717    I therefore accept the applicant’s contention that AMPFP’s conduct in procuring the release was, in all the circumstances, unconscionable within the meaning of s 21 of the Australian Consumer Law.

718    In the points of claim, WealthStone seeks an order pursuant to s 237 declaring the release in the WealthStone Buy-Back Agreement void. Section 237(1) of the Australian Consumer Law relevantly provides that the court may, on the application of a person who has suffered, or is likely to suffer, loss or damage because of the conduct of another person that contravened Ch 2 of the Australian Consumer Law (which includes s 21), make such order or orders as the court thinks appropriate against the person who engaged in the conduct. Section 237(2) provides that the order must be an order that the court considers will: (a) compensate the person in whole or in part for the loss or damage; or (b) prevent or reduce the loss or damage suffered, or likely to be suffered, by the injured person. In the circumstances of this case, unless an order is made declaring the release void (or void to the necessary extent), WealthStone will suffer loss or damage by reason of the contravening conduct, in that it will not be able to recover damages for breach of contract. The order sought by WealthStone will prevent that loss or damage arising. I consider it appropriate in the circumstances to make an order declaring cl 5 of the WealthStone Buy-Back Agreement void to the extent that it precludes the claims made by WealthStone in this proceeding.

Conclusion

719    It follows from the above that, subject to one possible adjustment, WealthStone is entitled to damages for breach of contract in the agreed amount of $115,533.51. The possible adjustment is whether the figure should be the GST-inclusive figure put forward by the parties, or a figure that does not include GST. This should be addressed in the parties’ submissions on the orders to be made following these reasons.

OTHER MATTERS

720    Equity submits that AMPFP did not call several senior employees who were intimately involved in the development of the 8 August 2019 Changes, namely Mr Paff, Mr Cappe and Mr Fernie. Further, Equity notes that AMPFP did not call Mr De Ferrari nor any other senior executives of AMP Limited to give evidence. Equity submits that no explanation was given for the absence of these witnesses, despite the issue having been raised in Equity’s opening submissions, and that it can be inferred that any evidence these witnesses would have given would not have assisted AMPFP. In my view, in circumstances where Mr Akers and Mr Byrne were called by AMPFP, it was not necessary for AMPFP to call the other witnesses; their evidence would merely have been cumulative. Accordingly, I decline to draw an inference as contended for by Equity. I note for completeness that Equity does not rely in its closing written submissions on the absence of Mr George, whose absence was explained in the confidential affidavit of Ms Tatasciore.

CONCLUSION

721    For the above reasons, I have reached the conclusions summarised in the Introduction to these reasons.

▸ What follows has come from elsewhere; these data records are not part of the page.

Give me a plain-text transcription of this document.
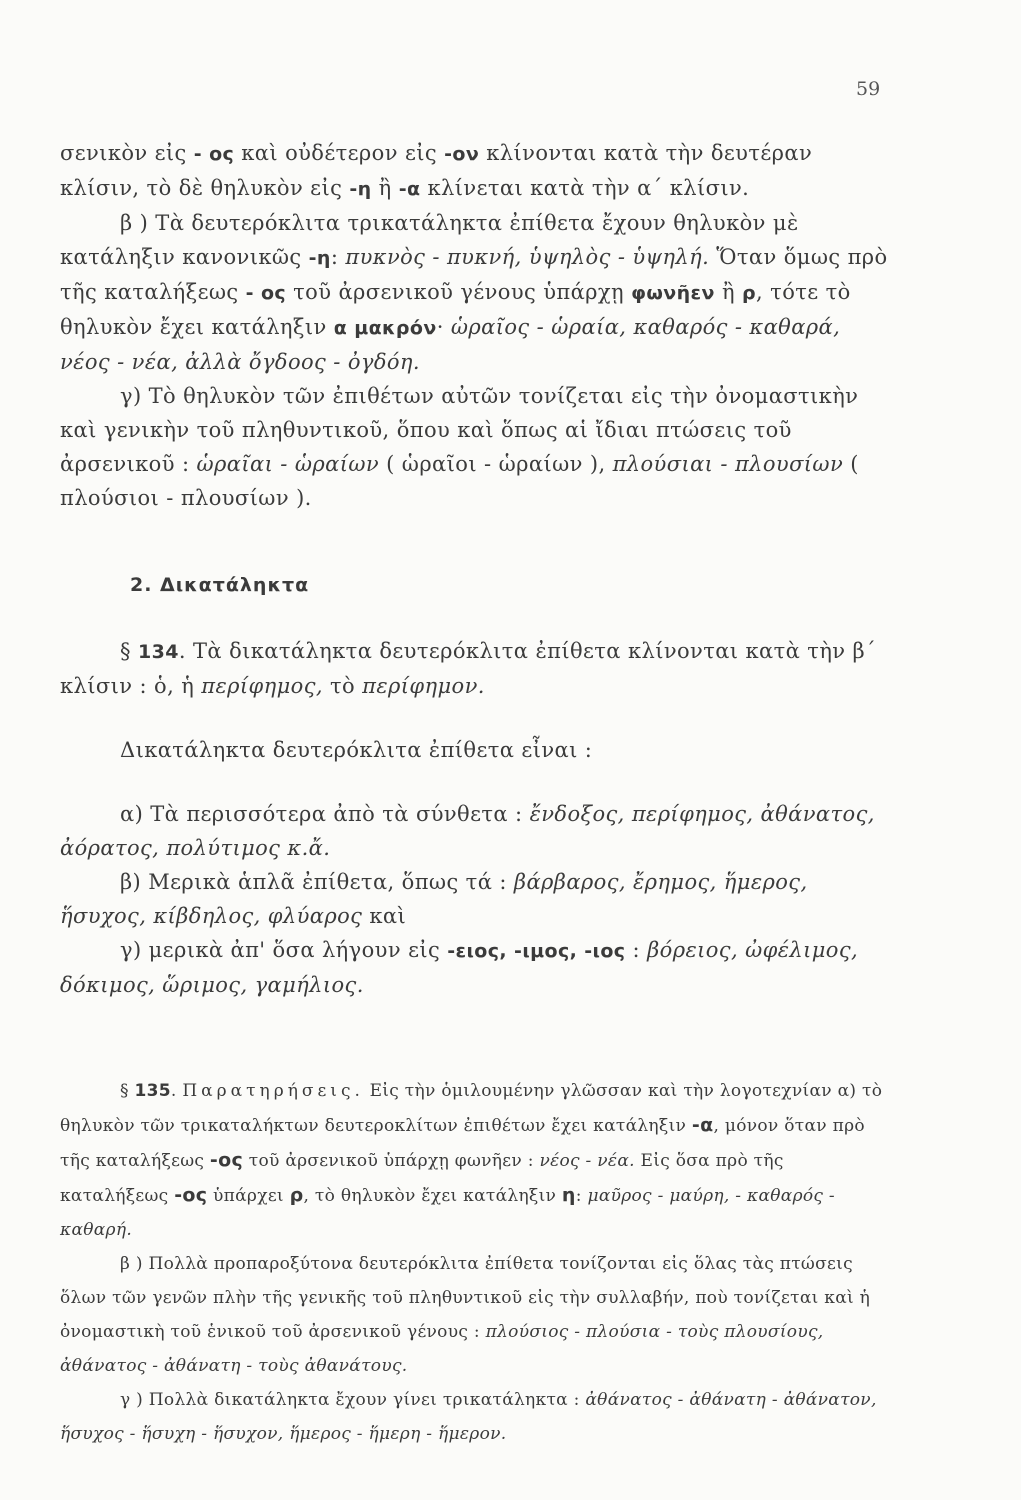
59

σενικὸν εἰς - ος καὶ οὐδέτερον εἰς -ον κλίνονται κατὰ τὴν δευτέραν κλίσιν, τὸ δὲ θηλυκὸν εἰς -η ἢ -α κλίνεται κατὰ τὴν α΄ κλίσιν.

β ) Τὰ δευτερόκλιτα τρικατάληκτα ἐπίθετα ἔχουν θηλυκὸν μὲ κατάληξιν κανονικῶς -η: πυκνὸς - πυκνή, ὑψηλὸς - ὑψηλή. Ὅταν ὅμως πρὸ τῆς καταλήξεως - ος τοῦ ἀρσενικοῦ γένους ὑπάρχῃ φωνῆεν ἢ ρ, τότε τὸ θηλυκὸν ἔχει κατάληξιν α μακρόν· ὡραῖος - ὡραία, καθαρός - καθαρά, νέος - νέα, ἀλλὰ ὄγδοος - ὀγδόη.

γ) Τὸ θηλυκὸν τῶν ἐπιθέτων αὐτῶν τονίζεται εἰς τὴν ὀνομαστικὴν καὶ γενικὴν τοῦ πληθυντικοῦ, ὅπου καὶ ὅπως αἱ ἴδιαι πτώσεις τοῦ ἀρσενικοῦ : ὡραῖαι - ὡραίων ( ὡραῖοι - ὡραίων ), πλούσιαι - πλουσίων ( πλούσιοι - πλουσίων ).

2. Δικατάληκτα

§ 134. Τὰ δικατάληκτα δευτερόκλιτα ἐπίθετα κλίνονται κατὰ τὴν β΄ κλίσιν : ὁ, ἡ περίφημος, τὸ περίφημον.

Δικατάληκτα δευτερόκλιτα ἐπίθετα εἶναι :

α) Τὰ περισσότερα ἀπὸ τὰ σύνθετα : ἔνδοξος, περίφημος, ἀθάνατος, ἀόρατος, πολύτιμος κ.ἄ.

β) Μερικὰ ἁπλᾶ ἐπίθετα, ὅπως τά : βάρβαρος, ἔρημος, ἥμερος, ἥσυχος, κίβδηλος, φλύαρος καὶ

γ) μερικὰ ἀπ' ὅσα λήγουν εἰς -ειος, -ιμος, -ιος : βόρειος, ὠφέλιμος, δόκιμος, ὥριμος, γαμήλιος.

§ 135. Παρατηρήσεις. Εἰς τὴν ὁμιλουμένην γλῶσσαν καὶ τὴν λογοτεχνίαν α) τὸ θηλυκὸν τῶν τρικαταλήκτων δευτεροκλίτων ἐπιθέτων ἔχει κατάληξιν -α, μόνον ὅταν πρὸ τῆς καταλήξεως -ος τοῦ ἀρσενικοῦ ὑπάρχῃ φωνῆεν : νέος - νέα. Εἰς ὅσα πρὸ τῆς καταλήξεως -ος ὑπάρχει ρ, τὸ θηλυκὸν ἔχει κατάληξιν η: μαῦρος - μαύρη, - καθαρός - καθαρή.

β ) Πολλὰ προπαροξύτονα δευτερόκλιτα ἐπίθετα τονίζονται εἰς ὅλας τὰς πτώσεις ὅλων τῶν γενῶν πλὴν τῆς γενικῆς τοῦ πληθυντικοῦ εἰς τὴν συλλαβήν, ποὺ τονίζεται καὶ ἡ ὀνομαστικὴ τοῦ ἑνικοῦ τοῦ ἀρσενικοῦ γένους : πλούσιος - πλούσια - τοὺς πλουσίους, ἀθάνατος - ἀθάνατη - τοὺς ἀθανάτους.

γ ) Πολλὰ δικατάληκτα ἔχουν γίνει τρικατάληκτα : ἀθάνατος - ἀθάνατη - ἀθάνατον, ἥσυχος - ἥσυχη - ἥσυχον, ἥμερος - ἥμερη - ἥμερον.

722    I will give the parties a period of time to file and serve proposed orders to give effect to these reasons, together with a short outline of submissions in support of those orders. The submissions should address the possible adjustments noted above to the quantification of the damages payable to Equity and WealthStone. The proposed orders should re-cast the common questions to reflect the approach to the issues adopted in these reasons, and provide proposed answers to the common questions reflecting these reasons. I will deal with costs separately, after the substantive orders have been made.

I certify that the preceding seven hundred and twenty-two (722) numbered paragraphs are a true copy of the Reasons for Judgment of the Honourable Justice Moshinsky.